Research Objective
To develop a rapid, soilless assay for wild oat resistance to pinoxaden and for wild oat and green foxtail resistance to clethodim (ACC-inhibiting herbicides); to evaluate rapid soil assays for testing grass and broadleaf weed resistance to ALS-inhibiting (Group 2) herbicides.
Rapid herbicide-resistant (HR) weed bioassays can facilitate timely and economical screening of suspected populations as a first step in their management.
The objectives of this project were to develop
(1) rapid (seven day) soil-less bioassays for screening wild oat (Avena fatua L.) and green foxtail (Setaria viridis L. Beauv.) for resistance to the Group 1 (acetyl CoA carboxylase inhibitor) herbicides, clethodim and pinoxaden; and
(2) rapid bioassays for screening wild oat (model grass weed) and wild mustard (Sinapis arvensis L.; model broadleaf weed) for resistance to herbicides belonging to various Group 2 herbicide (acetolactate synthase [ALS] inhibitor) classes.

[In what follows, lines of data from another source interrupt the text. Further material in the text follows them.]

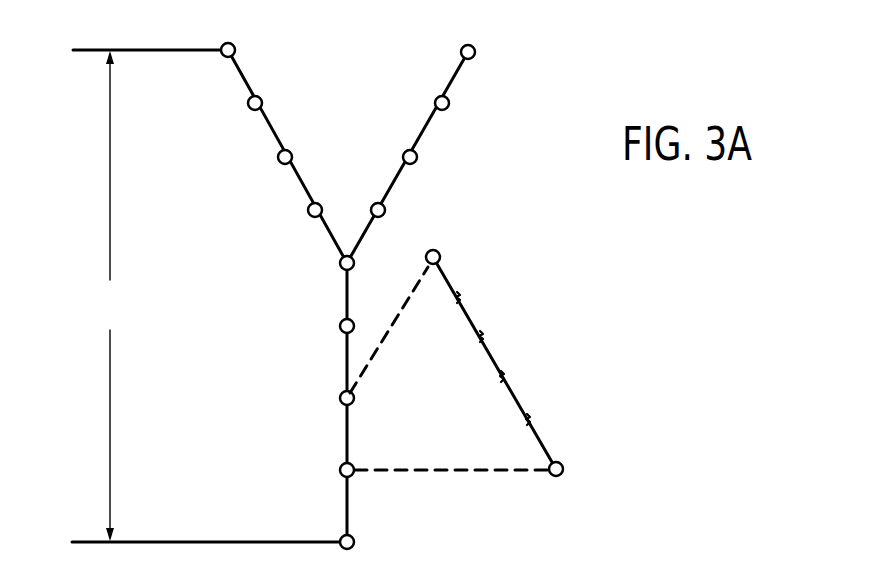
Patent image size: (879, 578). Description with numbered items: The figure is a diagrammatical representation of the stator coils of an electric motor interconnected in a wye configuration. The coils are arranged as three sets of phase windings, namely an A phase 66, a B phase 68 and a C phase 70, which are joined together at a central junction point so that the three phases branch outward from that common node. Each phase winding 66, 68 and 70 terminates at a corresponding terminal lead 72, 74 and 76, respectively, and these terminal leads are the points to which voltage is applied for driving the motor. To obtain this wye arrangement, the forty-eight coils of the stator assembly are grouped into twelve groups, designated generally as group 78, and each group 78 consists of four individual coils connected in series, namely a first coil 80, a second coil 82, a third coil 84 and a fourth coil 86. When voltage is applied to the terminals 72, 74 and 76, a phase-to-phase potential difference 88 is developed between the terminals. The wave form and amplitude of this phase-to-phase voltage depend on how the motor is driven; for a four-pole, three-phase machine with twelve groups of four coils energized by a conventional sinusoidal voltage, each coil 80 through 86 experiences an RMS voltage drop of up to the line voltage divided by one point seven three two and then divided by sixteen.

The A phase 66 is at (265, 134).
The B phase 68 is at (404, 188).
The C phase 70 is at (333, 434).
The terminal lead 72 is at (235, 46).
The terminal lead 74 is at (474, 46).
The terminal lead 76 is at (355, 541).
The group of coils 78 is at (342, 363).
The first coil 80 is at (463, 297).
The second coil 82 is at (485, 337).
The third coil 84 is at (505, 377).
The fourth coil 86 is at (532, 420).
The phase-to-phase potential difference 88 is at (112, 296).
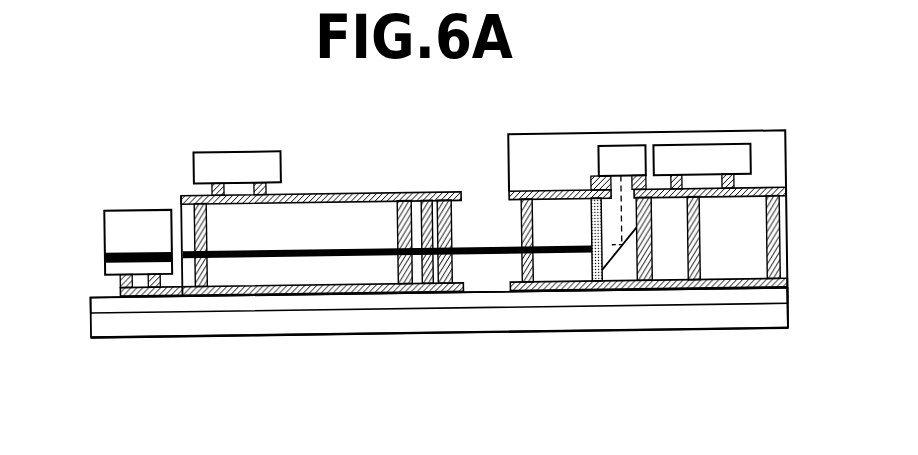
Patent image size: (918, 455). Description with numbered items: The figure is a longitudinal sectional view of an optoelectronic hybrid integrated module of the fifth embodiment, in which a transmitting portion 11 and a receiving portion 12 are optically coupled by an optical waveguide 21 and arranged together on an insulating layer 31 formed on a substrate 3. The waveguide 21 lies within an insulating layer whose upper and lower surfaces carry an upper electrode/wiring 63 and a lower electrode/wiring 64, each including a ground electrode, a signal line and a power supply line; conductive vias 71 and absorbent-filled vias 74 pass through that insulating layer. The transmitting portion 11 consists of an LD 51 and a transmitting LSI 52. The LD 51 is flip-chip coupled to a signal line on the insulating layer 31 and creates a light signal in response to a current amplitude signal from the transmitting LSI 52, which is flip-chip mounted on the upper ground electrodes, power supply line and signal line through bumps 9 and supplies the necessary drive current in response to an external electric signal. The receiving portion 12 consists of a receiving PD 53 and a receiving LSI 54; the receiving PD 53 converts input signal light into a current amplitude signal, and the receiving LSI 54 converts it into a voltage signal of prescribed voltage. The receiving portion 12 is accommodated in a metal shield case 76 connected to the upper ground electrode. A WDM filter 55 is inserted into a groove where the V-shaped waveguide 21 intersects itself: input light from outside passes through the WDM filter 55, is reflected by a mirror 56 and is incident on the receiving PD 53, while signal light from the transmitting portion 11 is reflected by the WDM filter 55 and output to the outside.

The substrate 3 is at (493, 323).
The insulating layer 31 is at (748, 297).
The bumps 9 is at (212, 188).
The transmitting portion 11 is at (265, 100).
The receiving portion 12 is at (750, 75).
The optical waveguide 21 is at (318, 247).
The LD 51 is at (110, 231).
The transmitting LSI 52 is at (250, 152).
The receiving PD 53 is at (613, 147).
The receiving LSI 54 is at (730, 147).
The WDM filter 55 is at (601, 252).
The mirror 56 is at (616, 262).
The upper electrode/wiring 63 is at (773, 187).
The lower electrode/wiring 64 is at (787, 294).
The conductive vias 71 is at (212, 268).
The absorbent-filled vias 74 is at (400, 228).
The metal shield case 76 is at (775, 142).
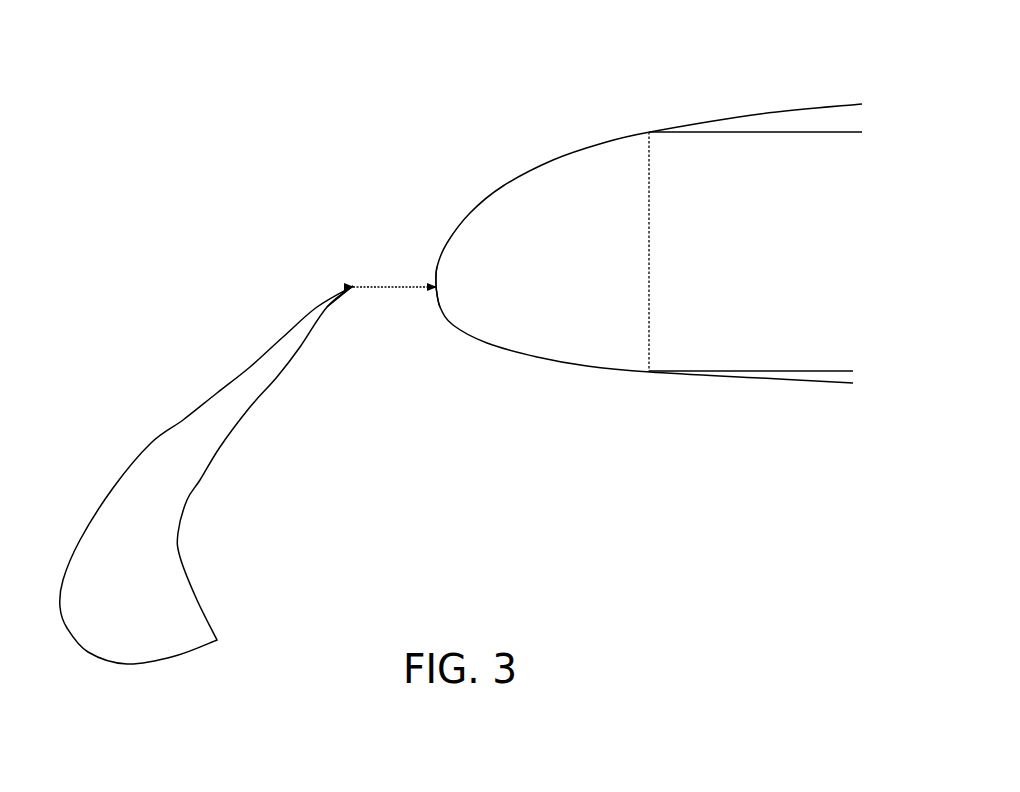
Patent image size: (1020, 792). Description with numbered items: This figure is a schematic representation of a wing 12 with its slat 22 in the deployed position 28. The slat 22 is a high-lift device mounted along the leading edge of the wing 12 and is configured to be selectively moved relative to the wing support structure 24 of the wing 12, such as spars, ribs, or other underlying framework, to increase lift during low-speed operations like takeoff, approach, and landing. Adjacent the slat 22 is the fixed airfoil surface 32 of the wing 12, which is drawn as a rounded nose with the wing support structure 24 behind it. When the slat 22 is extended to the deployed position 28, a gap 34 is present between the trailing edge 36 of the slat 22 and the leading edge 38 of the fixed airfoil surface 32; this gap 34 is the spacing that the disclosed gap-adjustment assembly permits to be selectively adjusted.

The wing 12 is at (400, 93).
The slat 22 is at (151, 437).
The wing support structure 24 is at (817, 132).
The deployed position 28 is at (302, 520).
The fixed airfoil surface 32 is at (560, 160).
The gap 34 is at (395, 290).
The trailing edge 36 is at (355, 283).
The leading edge 38 is at (435, 292).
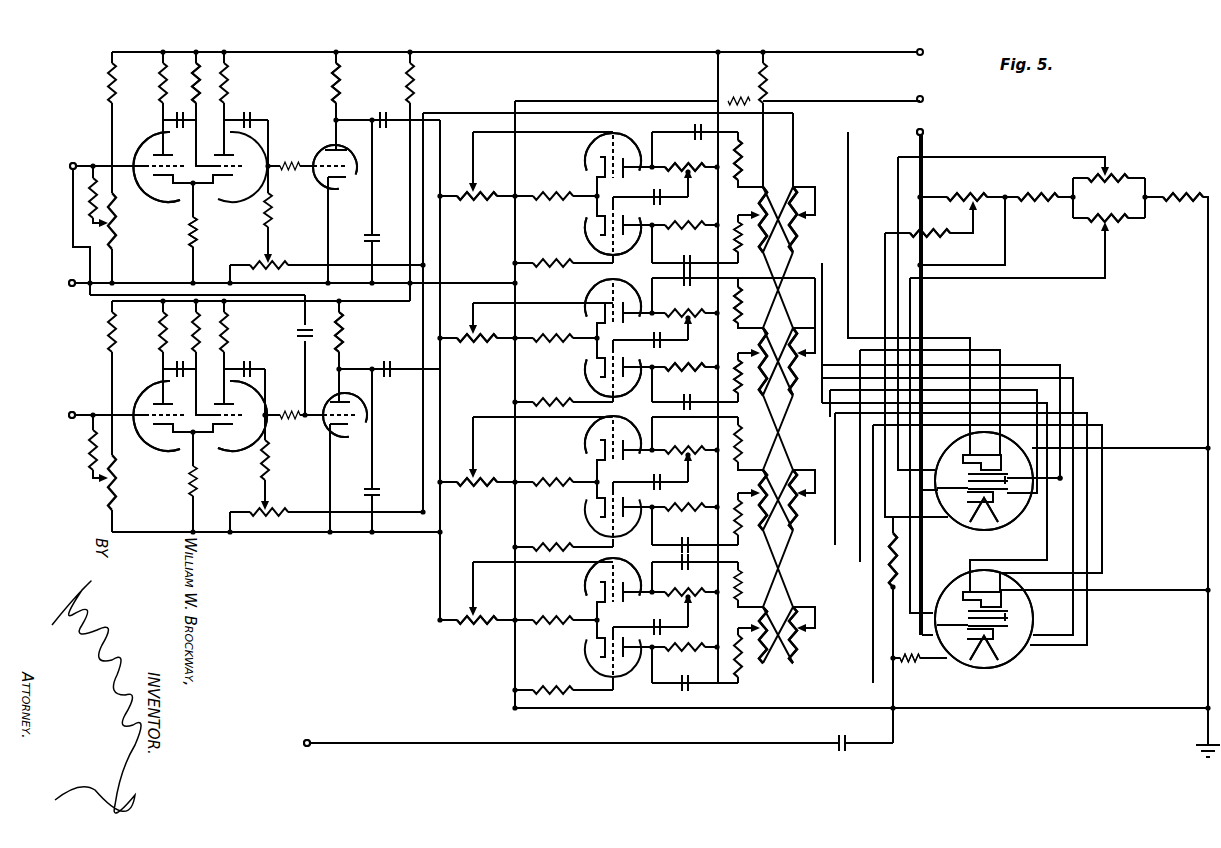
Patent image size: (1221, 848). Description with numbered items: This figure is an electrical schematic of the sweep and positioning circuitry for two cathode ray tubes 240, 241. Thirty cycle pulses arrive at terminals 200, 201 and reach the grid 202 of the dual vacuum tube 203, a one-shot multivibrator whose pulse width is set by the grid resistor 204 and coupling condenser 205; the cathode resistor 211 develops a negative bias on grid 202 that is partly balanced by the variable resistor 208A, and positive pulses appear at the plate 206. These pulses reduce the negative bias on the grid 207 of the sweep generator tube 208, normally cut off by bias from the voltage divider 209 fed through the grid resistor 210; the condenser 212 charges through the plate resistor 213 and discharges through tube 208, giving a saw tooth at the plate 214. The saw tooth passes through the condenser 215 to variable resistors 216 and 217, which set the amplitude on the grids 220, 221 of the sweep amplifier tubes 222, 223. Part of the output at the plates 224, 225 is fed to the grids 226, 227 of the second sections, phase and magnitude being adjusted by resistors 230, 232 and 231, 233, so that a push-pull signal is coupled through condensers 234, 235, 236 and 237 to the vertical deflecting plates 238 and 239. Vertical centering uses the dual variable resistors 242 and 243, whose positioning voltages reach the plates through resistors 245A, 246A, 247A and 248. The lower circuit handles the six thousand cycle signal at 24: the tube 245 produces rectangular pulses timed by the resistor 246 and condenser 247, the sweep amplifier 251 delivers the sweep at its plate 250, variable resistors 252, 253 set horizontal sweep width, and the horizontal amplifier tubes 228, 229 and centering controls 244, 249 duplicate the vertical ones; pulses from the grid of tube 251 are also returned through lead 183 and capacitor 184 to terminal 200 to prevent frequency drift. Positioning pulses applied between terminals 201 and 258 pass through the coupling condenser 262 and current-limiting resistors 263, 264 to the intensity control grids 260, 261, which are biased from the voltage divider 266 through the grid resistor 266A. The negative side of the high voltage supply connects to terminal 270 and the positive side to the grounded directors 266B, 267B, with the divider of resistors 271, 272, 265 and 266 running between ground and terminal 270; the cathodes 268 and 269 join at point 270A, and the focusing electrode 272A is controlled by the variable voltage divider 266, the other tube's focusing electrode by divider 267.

The input terminal 200 is at (72, 164).
The lead 183 is at (71, 207).
The terminal 201 is at (70, 283).
The dual vacuum tube 203 is at (143, 147).
The grid 202 is at (156, 200).
The variable resistor 208A is at (118, 229).
The cathode resistor 211 is at (193, 233).
The coupling condenser 205 is at (182, 114).
The grid resistor 204 is at (196, 70).
The plate 206 is at (252, 134).
The sweep generator tube 208 is at (313, 152).
The grid 207 is at (290, 170).
The grid resistor 210 is at (275, 206).
The voltage divider 209 is at (282, 260).
The plate resistor 213 is at (334, 81).
The plate 214 is at (336, 142).
The condenser 215 is at (381, 115).
The condenser 212 is at (374, 234).
The signal input point 24 is at (69, 412).
The capacitor 184 is at (303, 328).
The condenser 247 is at (177, 368).
The resistor 246 is at (198, 358).
The tube 245 is at (230, 445).
The plate 250 is at (343, 398).
The sweep amplifier 251 is at (350, 440).
The variable resistor 216 is at (470, 204).
The variable resistor 217 is at (470, 345).
The variable resistor 252 is at (470, 489).
The variable resistor 253 is at (470, 627).
The grid 220 is at (596, 147).
The sweep amplifier tube 222 is at (602, 161).
The plate 224 is at (615, 166).
The grid 226 is at (596, 217).
The resistor 232 is at (706, 163).
The resistor 230 is at (680, 187).
The coupling condenser 234 is at (702, 122).
The resistor 245A is at (746, 165).
The resistor 246A is at (733, 242).
The dual voltage control variable resistor 242 is at (800, 240).
The coupling condenser 235 is at (675, 268).
The coupling condenser 236 is at (700, 282).
The resistor 247A is at (746, 306).
The grid 221 is at (604, 290).
The sweep amplifier tube 223 is at (600, 313).
The plate 225 is at (615, 321).
The resistor 231 is at (686, 332).
The resistor 233 is at (688, 356).
The resistor 248 is at (735, 367).
The grid 227 is at (605, 355).
The coupling condenser 237 is at (697, 394).
The dual voltage control variable resistor 243 is at (791, 383).
The horizontal amplifier tube 228 is at (604, 440).
The horizontal beam-centering control 244 is at (798, 528).
The horizontal amplifier tube 229 is at (604, 580).
The horizontal beam-centering control 249 is at (803, 646).
The terminal 270 is at (922, 132).
The point on voltage divider 270A is at (1010, 193).
The resistor 265 is at (990, 194).
The grid resistor 266A is at (952, 227).
The resistor 272 is at (1036, 202).
The voltage divider 266 is at (1110, 174).
The variable voltage divider 267 is at (1113, 227).
The resistor 271 is at (1205, 193).
The vertical deflecting plate 238 is at (995, 455).
The focusing electrode 272A is at (929, 448).
The grounded director 266B is at (1064, 480).
The cathode ray tube 240 is at (1038, 507).
The intensity control grid 260 is at (968, 502).
The cathode 268 is at (1000, 510).
The series current-limiting resistor 263 is at (888, 582).
The vertical deflecting plate 239 is at (1000, 595).
The grounded director 267B is at (1030, 625).
The cathode ray tube 241 is at (1033, 652).
The series current-limiting resistor 264 is at (905, 662).
The intensity control grid 261 is at (975, 640).
The cathode 269 is at (1005, 650).
The coupling condenser 262 is at (846, 759).
The terminal 258 is at (310, 740).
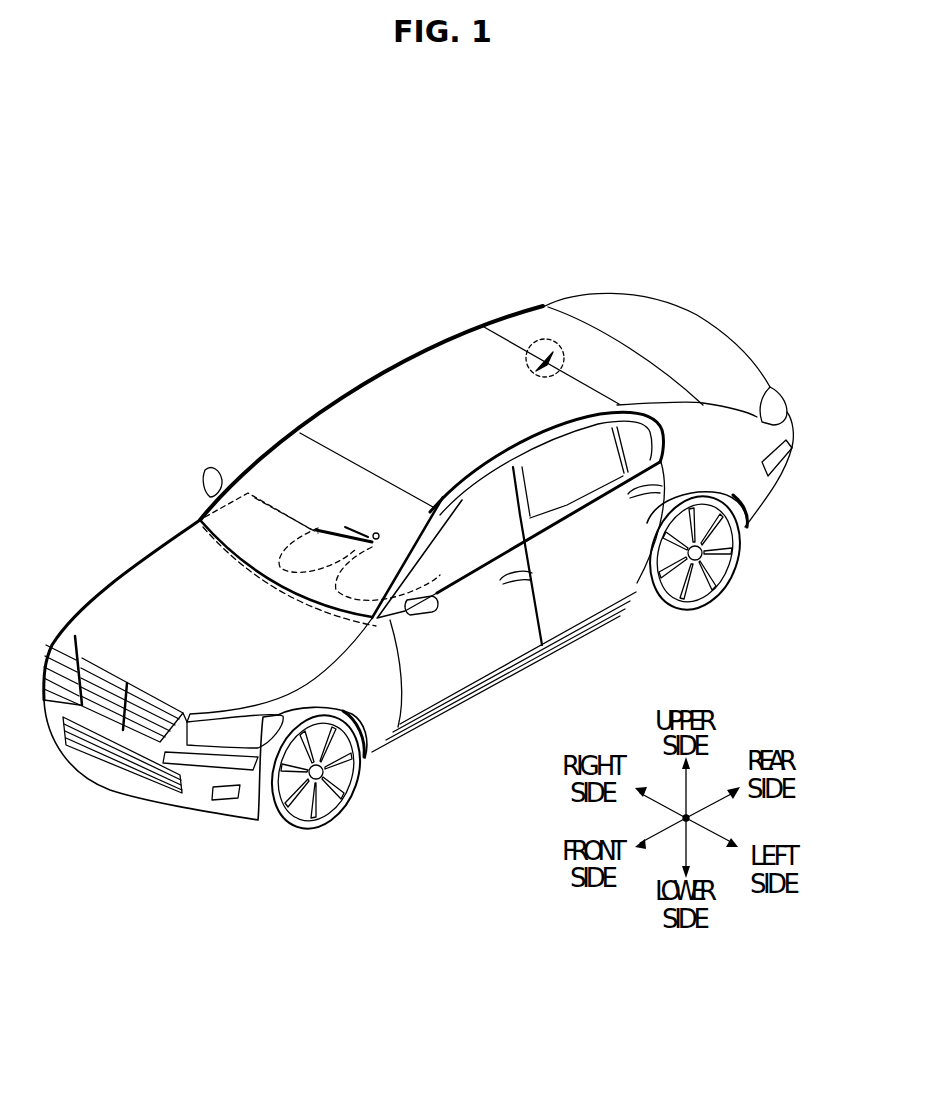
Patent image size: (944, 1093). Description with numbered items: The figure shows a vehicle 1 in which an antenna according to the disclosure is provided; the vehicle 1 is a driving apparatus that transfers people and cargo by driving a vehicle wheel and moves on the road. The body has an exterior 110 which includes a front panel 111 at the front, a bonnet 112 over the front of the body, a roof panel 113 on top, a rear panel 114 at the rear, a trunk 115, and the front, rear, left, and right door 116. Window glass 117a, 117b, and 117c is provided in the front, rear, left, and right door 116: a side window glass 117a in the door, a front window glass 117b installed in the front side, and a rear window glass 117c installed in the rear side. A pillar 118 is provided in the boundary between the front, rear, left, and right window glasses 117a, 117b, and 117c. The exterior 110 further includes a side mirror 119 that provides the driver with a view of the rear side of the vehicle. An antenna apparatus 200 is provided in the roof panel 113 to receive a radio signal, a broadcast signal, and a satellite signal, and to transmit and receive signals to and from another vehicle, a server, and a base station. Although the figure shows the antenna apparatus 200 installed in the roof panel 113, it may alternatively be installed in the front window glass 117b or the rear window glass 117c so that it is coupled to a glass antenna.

The vehicle 1 is at (166, 182).
The exterior 110 is at (543, 266).
The front panel 111 is at (200, 787).
The bonnet 112 is at (133, 637).
The roof panel 113 is at (403, 387).
The rear panel 114 is at (787, 475).
The trunk 115 is at (677, 332).
The door 116 is at (505, 648).
The side window glass 117a is at (493, 513).
The front window glass 117b is at (355, 490).
The rear window glass 117c is at (590, 372).
The pillar 118 is at (623, 443).
The side mirror 119 is at (207, 468).
The antenna apparatus 200 is at (543, 340).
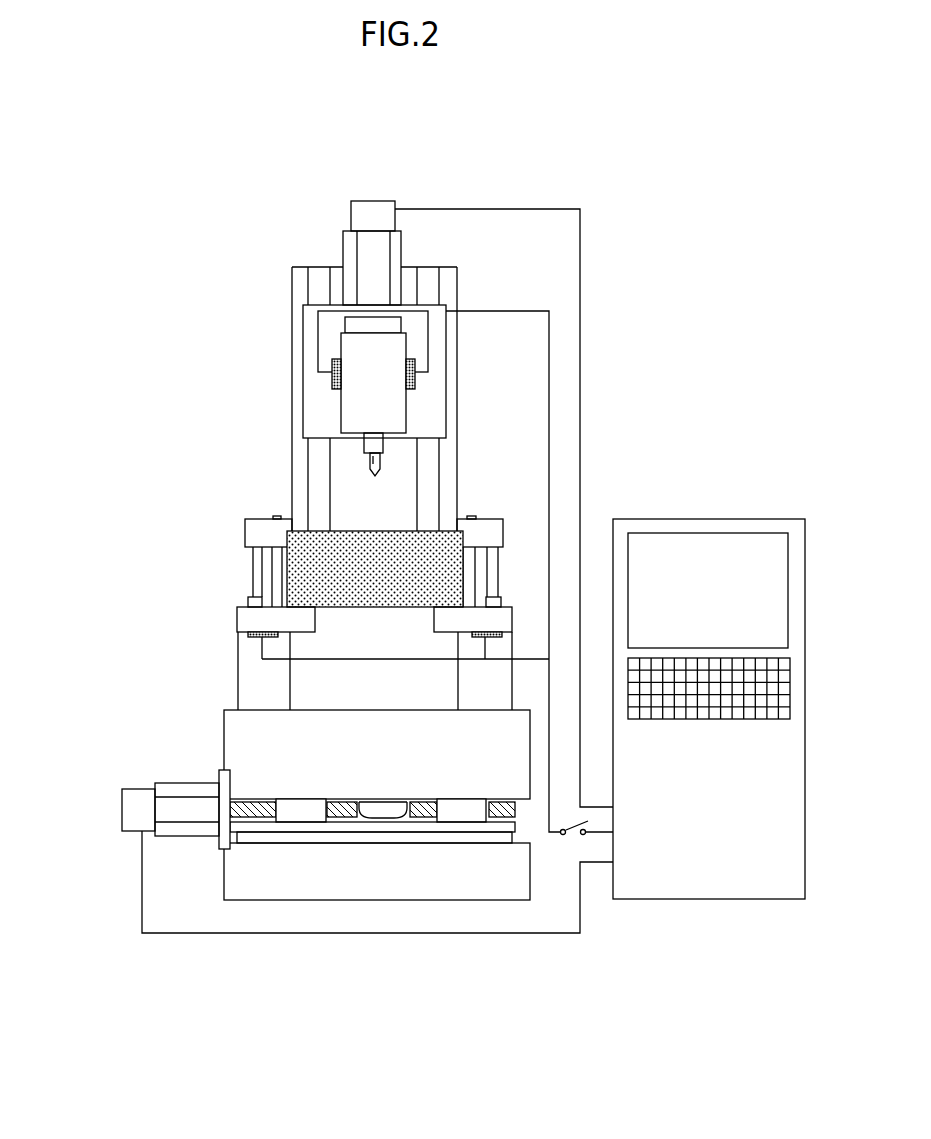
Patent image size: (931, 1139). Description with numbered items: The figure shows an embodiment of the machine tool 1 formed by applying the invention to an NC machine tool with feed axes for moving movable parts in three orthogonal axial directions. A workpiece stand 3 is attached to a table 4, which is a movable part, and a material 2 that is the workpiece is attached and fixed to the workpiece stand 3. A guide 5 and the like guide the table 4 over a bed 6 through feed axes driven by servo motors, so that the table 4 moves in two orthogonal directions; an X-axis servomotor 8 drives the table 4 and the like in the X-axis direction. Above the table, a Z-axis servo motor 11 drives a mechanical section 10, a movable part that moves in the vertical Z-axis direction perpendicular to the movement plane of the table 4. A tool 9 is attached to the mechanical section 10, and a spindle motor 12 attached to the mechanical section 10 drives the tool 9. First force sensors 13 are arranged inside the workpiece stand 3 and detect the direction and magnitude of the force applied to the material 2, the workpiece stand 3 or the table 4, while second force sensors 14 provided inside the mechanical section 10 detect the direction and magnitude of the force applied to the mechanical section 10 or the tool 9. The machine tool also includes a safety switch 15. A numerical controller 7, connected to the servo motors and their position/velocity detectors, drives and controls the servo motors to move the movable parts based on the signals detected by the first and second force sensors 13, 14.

Shoot length inhibition and presence of seedlings with shoot tips exhibiting chlorophyll (with or without emerged first leaf) at 1 µM clethodim and 16 µM pinoxaden reliably identified HR and – susceptible (HS) wild oat and green foxtail seedlings in an agar dish bioassay. Using a root length bioassay for wild mustard, concentrations of flucarbazone, pyroxsulam, imazamox/imazethapyr, and metsulfuron were added to a representative Saskatchewan soil. The developed soil pouch bioassay enabled HR biotypes to be distinguished from HS biotypes, and was successfully applied for determination of percentage of HR plants in wild mustard populations. Root length bioassay for wild oat did not allow differentiation of HR from HS biotypes, as all of the examined biotypes were found to be tolerant to flucarbazone, pyroxsulam, and metsulfuron, but sensitive to imazamox/imazethapyr. It was then decided to pursue cleavers (Galium spp.) as a weed species for which the bioassay for resistance may be suitable. Preliminary studies with cleavers showed that root length inhibition of an HS biotype increased significantly whereas it remained unchanged for an HR biotype in response to addition of all four ALS-inhibiting herbicides to the model soil. Future work is recommended to evaluate the herbicide concentrations at which HS and HR biotypes can be distinguished for cleavers, to use this test to assess the percentage of resistance in cleavers populations.